North America and Europe are getting the bulk of the new money, as opposed to Asia, which has garnered a mere 3% during the quarter.

 The preference for infrastructure appears to stem in part from the $1.2 trillion package that Congress passed last year to upgrade the nation’s aging, crumbling physical plant—bridges, roads, ports, etc.

Right now, infrastructure commands more than 90% of all the new investments pouring into real assets. Wiek noted that rebuilding and constructing new roads and the like requires much more money than some other uses, such as oil and gas.
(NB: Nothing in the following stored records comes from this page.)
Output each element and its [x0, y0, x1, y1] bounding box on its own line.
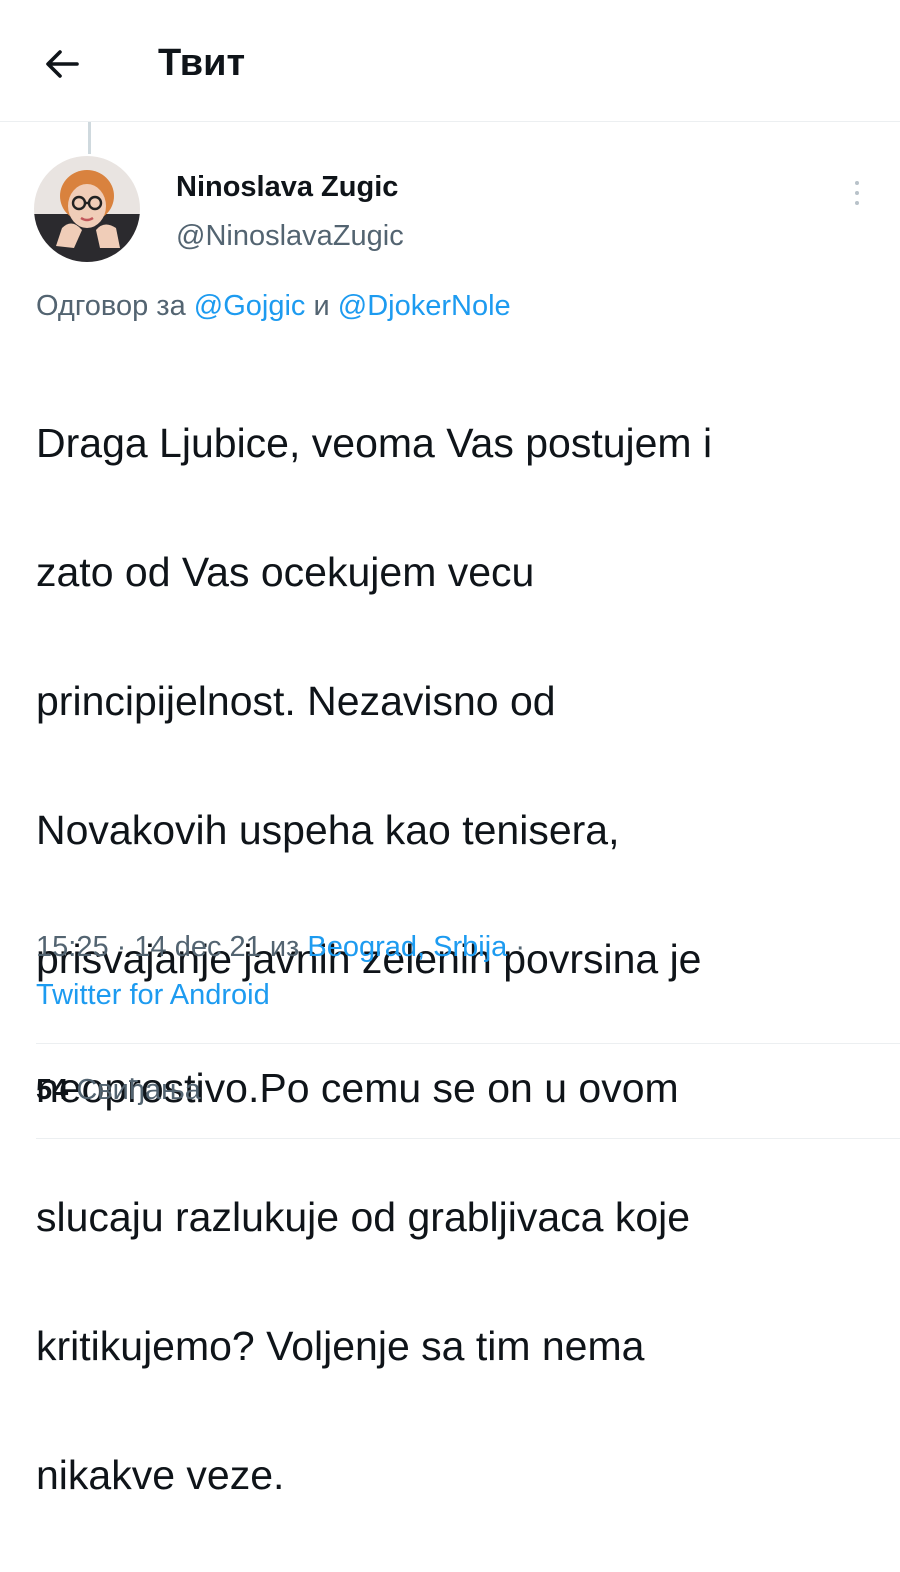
tweet-text-line: principijelnost. Nezavisno od — [36, 677, 556, 724]
avatar[interactable] — [34, 156, 140, 262]
location-prefix: из — [269, 931, 300, 963]
tweet-text-line: Draga Ljubice, veoma Vas postujem i — [36, 419, 713, 466]
tweet-text-line: zato od Vas ocekujem vecu — [36, 548, 535, 595]
tweet-text-line: slucaju razlukuje od grabljivaca koje — [36, 1193, 691, 1240]
avatar-photo — [34, 156, 140, 262]
location-link[interactable]: Beograd, Srbija — [307, 931, 507, 963]
mention-link-gojgic[interactable]: @Gojgic — [194, 290, 306, 322]
divider — [36, 1138, 900, 1139]
reply-prefix: Одговор за — [36, 290, 186, 322]
thread-connector-line — [88, 122, 91, 154]
author-display-name[interactable]: Ninoslava Zugic — [176, 170, 398, 204]
arrow-left-icon — [46, 50, 79, 78]
page-title: Твит — [158, 42, 246, 84]
tweet-text-line: Novakovih uspeha kao tenisera, — [36, 806, 620, 853]
tweet-text-line: kritikujemo? Voljenje sa tim nema — [36, 1322, 645, 1369]
tweet-source-link[interactable]: Twitter for Android — [36, 977, 270, 1013]
vertical-ellipsis-icon — [855, 201, 859, 205]
tweet-text-line: nikakve veze. — [36, 1451, 285, 1498]
author-username[interactable]: @NinoslavaZugic — [176, 219, 404, 253]
tweet-metadata: 15:25 · 14 dec 21 из Beograd, Srbija · — [36, 929, 525, 965]
replying-to-line: Одговор за @Gojgic и @DjokerNole — [36, 287, 511, 325]
divider — [36, 1043, 900, 1044]
tweet-time[interactable]: 15:25 — [36, 931, 109, 963]
vertical-ellipsis-icon — [855, 191, 859, 195]
top-bar: Твит — [0, 0, 900, 122]
reply-conjunction: и — [313, 290, 330, 322]
tweet-date[interactable]: 14 dec 21 — [134, 931, 261, 963]
likes-label: Свиђања — [76, 1074, 201, 1106]
mention-link-djokernole[interactable]: @DjokerNole — [338, 290, 511, 322]
vertical-ellipsis-icon — [855, 181, 859, 185]
meta-separator: · — [515, 931, 526, 963]
likes-count[interactable]: 54 Свиђања — [36, 1072, 201, 1108]
back-button[interactable] — [36, 38, 88, 90]
likes-number: 54 — [36, 1074, 69, 1106]
meta-separator: · — [116, 931, 127, 963]
more-options-button[interactable] — [845, 176, 869, 210]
Oil and gas fundraising totaled less than 2% of real assets inflow in the first period of 2022. Energy producers, especially in the U.S., have said they don’t want to sink more money into drilling or equipment. PitchBook, though, believes that continued high oil and gas prices will eventually lead to more financial inflow to energy.

Funds targeting Europe and North America have led real assets fundraising in recent years at the expense of Asia. While Asia has represented 10% of overall fundraising since 2008, it accounted for just 3% of assets committed since the start of 2021.

Amid swelling inflation and rising interest rates, plus talk of a recession, some other asset classes have not been as successful as real assets in attracting fresh investment dollars.

Fundraising for private equity has dipped with the stock market’s plummet. Likely reason: the decreased chance of taking PE portfolio companies public. PE investor inflow shrank by 10% in the first quarter, compared with 2021’s last period, and by a third from last year’s initial quarter, Preqin data show.